We introduce Bayesian Information-Theoretic Sampling for hierarchical GAussian Process Surrogates (BITS for GAPS), a framework enabling information-theoretic experimental design of Gaussian process-based surrogate models. Unlike standard methods, which use fixed or point-estimated hyperparameters in acquisition functions, our approach propagates hyperparameter uncertainty into the sampling criterion through Bayesian hierarchical modeling. In this framework, a latent function receives a Gaussian process prior, while hyperparameters are assigned additional priors to capture the modeler's knowledge of the governing physical phenomena. Consequently, the acquisition function incorporates uncertainties from both the latent function and its hyperparameters, ensuring that sampling is guided by both data scarcity and model uncertainty.
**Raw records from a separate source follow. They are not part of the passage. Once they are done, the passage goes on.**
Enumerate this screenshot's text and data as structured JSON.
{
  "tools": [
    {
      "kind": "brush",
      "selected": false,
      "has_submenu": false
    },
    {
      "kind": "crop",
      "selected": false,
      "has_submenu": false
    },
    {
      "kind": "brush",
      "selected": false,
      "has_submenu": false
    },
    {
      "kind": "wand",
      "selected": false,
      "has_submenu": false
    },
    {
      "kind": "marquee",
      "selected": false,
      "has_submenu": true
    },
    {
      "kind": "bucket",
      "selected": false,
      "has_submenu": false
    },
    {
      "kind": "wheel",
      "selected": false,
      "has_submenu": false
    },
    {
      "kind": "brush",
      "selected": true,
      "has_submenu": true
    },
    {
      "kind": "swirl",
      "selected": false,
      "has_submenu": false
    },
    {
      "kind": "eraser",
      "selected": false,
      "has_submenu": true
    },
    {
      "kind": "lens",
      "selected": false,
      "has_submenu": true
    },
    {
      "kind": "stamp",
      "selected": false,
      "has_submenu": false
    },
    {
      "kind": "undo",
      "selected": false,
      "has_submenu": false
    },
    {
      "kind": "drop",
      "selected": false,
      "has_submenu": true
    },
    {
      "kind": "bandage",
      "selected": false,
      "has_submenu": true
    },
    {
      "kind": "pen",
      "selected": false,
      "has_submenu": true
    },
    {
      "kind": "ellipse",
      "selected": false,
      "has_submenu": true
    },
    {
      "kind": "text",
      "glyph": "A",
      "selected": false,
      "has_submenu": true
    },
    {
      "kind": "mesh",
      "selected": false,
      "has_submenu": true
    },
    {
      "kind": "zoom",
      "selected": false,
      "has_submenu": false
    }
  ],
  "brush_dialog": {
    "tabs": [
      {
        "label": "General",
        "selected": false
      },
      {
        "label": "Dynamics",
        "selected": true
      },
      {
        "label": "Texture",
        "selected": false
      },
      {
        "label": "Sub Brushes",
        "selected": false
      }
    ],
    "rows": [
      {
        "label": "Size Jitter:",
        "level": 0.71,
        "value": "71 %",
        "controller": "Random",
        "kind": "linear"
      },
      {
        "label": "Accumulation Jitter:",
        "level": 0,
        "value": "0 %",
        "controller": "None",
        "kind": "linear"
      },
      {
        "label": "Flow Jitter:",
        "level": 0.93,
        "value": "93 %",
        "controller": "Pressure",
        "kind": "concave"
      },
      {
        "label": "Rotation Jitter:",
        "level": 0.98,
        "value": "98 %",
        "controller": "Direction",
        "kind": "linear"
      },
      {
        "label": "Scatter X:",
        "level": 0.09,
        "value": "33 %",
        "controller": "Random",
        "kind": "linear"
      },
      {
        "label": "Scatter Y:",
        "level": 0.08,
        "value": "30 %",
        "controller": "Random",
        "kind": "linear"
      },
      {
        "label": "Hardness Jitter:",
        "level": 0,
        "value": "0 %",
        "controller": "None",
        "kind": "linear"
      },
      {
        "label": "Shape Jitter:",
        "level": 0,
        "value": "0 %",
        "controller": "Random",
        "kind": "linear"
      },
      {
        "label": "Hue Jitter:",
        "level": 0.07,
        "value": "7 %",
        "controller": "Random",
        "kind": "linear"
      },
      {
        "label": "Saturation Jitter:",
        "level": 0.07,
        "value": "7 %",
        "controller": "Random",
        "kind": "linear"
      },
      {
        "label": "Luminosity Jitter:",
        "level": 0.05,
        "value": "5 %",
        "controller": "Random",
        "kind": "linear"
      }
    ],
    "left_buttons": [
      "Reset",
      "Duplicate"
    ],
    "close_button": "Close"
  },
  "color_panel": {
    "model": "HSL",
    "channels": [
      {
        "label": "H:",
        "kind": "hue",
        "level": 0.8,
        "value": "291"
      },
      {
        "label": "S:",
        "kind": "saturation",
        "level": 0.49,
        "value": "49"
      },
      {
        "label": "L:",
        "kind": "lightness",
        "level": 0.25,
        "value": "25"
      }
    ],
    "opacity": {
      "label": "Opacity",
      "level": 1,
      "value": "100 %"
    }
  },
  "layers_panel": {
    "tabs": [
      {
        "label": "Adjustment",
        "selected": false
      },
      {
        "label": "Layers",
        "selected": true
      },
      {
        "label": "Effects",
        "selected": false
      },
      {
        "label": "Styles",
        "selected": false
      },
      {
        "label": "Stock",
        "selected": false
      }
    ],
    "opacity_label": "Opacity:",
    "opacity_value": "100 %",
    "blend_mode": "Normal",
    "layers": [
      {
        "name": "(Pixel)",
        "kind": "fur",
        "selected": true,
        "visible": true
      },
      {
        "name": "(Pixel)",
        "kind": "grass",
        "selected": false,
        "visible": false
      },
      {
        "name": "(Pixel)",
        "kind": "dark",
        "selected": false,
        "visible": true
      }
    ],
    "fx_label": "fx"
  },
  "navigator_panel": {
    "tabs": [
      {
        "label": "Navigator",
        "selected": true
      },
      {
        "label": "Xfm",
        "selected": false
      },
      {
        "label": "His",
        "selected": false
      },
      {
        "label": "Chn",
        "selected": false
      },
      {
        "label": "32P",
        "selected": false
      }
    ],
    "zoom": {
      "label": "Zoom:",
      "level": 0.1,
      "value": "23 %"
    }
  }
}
We further establish theoretical results in this context: a closed-form approximation and a lower bound of the posterior differential entropy. We demonstrate the framework's utility for hybrid modeling with a vapor-liquid equilibrium case study. Specifically, we build a surrogate model for latent activity coefficients in a binary mixture. We construct a hybrid model by embedding the surrogate into an extended form of Raoult's law. This hybrid model then informs distillation design. This case study shows how partial physical knowledge can be translated into a hierarchical Gaussian process surrogate. It also shows that using BITS for GAPS increases expected information gain and predictive accuracy by targeting high-uncertainty regions of the Wilson activity model. Overall, BITS for GAPS is a generalized uncertainty-aware framework for adaptive data acquisition in complex physical systems.